As Nigeria moves to increase the number of financially included citizens and achieve the CBN’s 80 percent financial inclusion target, experts have advised that financial service providers need to be more accessible and affordable to the grassroots level.
The experts unanimously agreed that this will require huge investments in technology and infrastructure especially as technology is now at the forefront of operations across different sectors and has facilitated positive disruptions.
This was discussed during a panel session at the 15th annual banking and finance conference in Abuja, themed ‘repositioning the financial services industry for an evolving glocal context’
Tunde Kuponiyi, managing director, Hope PSBank limited said every business has an inbuilt digital element and in a bid to improve their services, banks have increased the adoption of technology and achieved a level of automation to simplify their processes but more needs to be done.
He added that the rise of fintechs have challenged the way banks run their activities and investors have a tremendous level of trust in these companies which has helped them scale amid numerous competition and intense regulation.
“The innovation in the last few years has remodeled the traditional banking system but more needs to be done because even as they continue to survive, they must see the future and optimize it,” Kuponiyi said.
Karl Toriola, chief executive officer (CEO) MTN Nigeria said telecommunication firms are in a better position to help drive financial inclusion because they have the resources and facilities to reach an extensive number of people.
Toriola revealed that MTN as a service provider spends no less than $700 million on capital expenditure yearly to keep services running, adding that there are costs yet to be factored in as a financial service provider.
“A Telco led model can be instrumental in driving financial inclusion because there is a distribution of network and other resources available to serve the grassroot level,” he said.

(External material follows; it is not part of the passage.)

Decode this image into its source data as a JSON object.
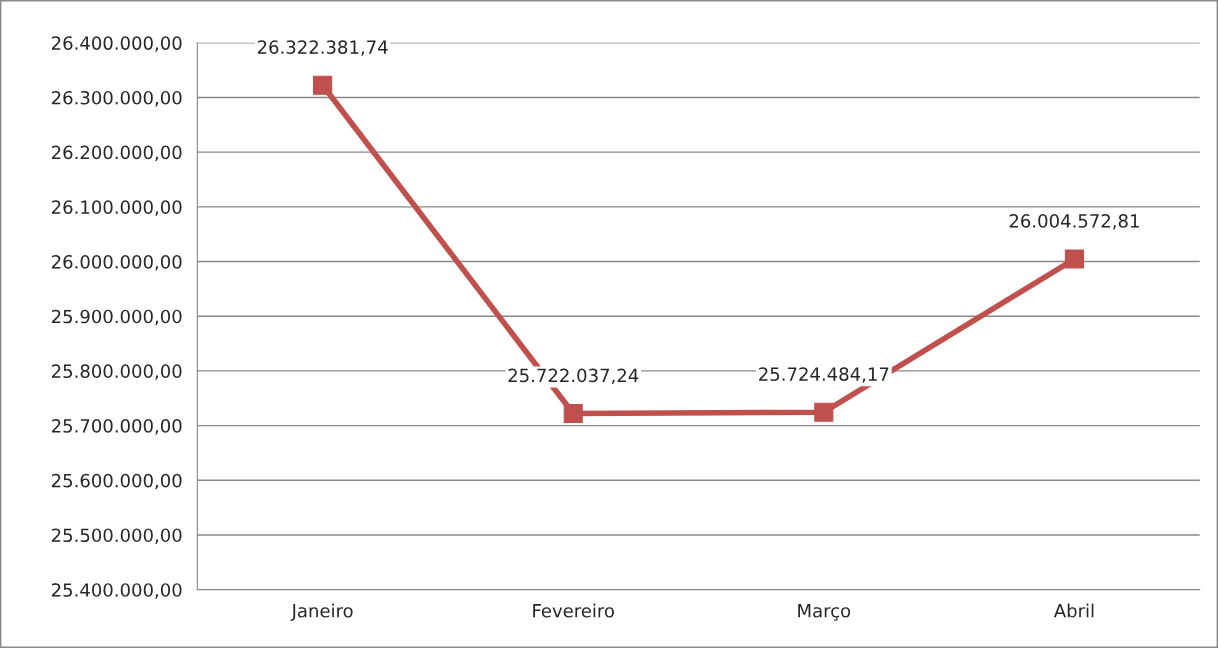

Dolapo Adejuyigbe, Co-Founder, Traction Apps, said although banks and fintechs have similar goals in terms of financial inclusion and economic prosperity, banks cannot compete with fintechs due to their operational model, organizational culture, product offerings, among other things.
“Fintechs are segment focused unlike traditional banks that offer different services, also fintechs are not held back by infrastructure because all procedures are digitized and innovative,” he said.
Speaking on improving both branches of the financial sector, Adejuyigbe said Nigeria has one of the most highly regulated financial sector in Africa with guidelines that most fintechs are yet to fully understand, hence there is need to educate them on proper regulatory practice which will further help in achieving their financial inclusion goal
“The traditional banks also need to diversify and enhance their corporate governance practice in line with the revolution of the financial industry,” he said.
A Fintech and banking sector in Nigeria report by PwC Nigeria reveals that globally the financial services industry is under intense competition from fintech firms who are leveraging innovation and technology to deliver financial services to consumers and corporations.
“Corporate entities in the financial services space must begin to realign their business strategies to recognize the sweeping technological changes in the business environment,” it stated.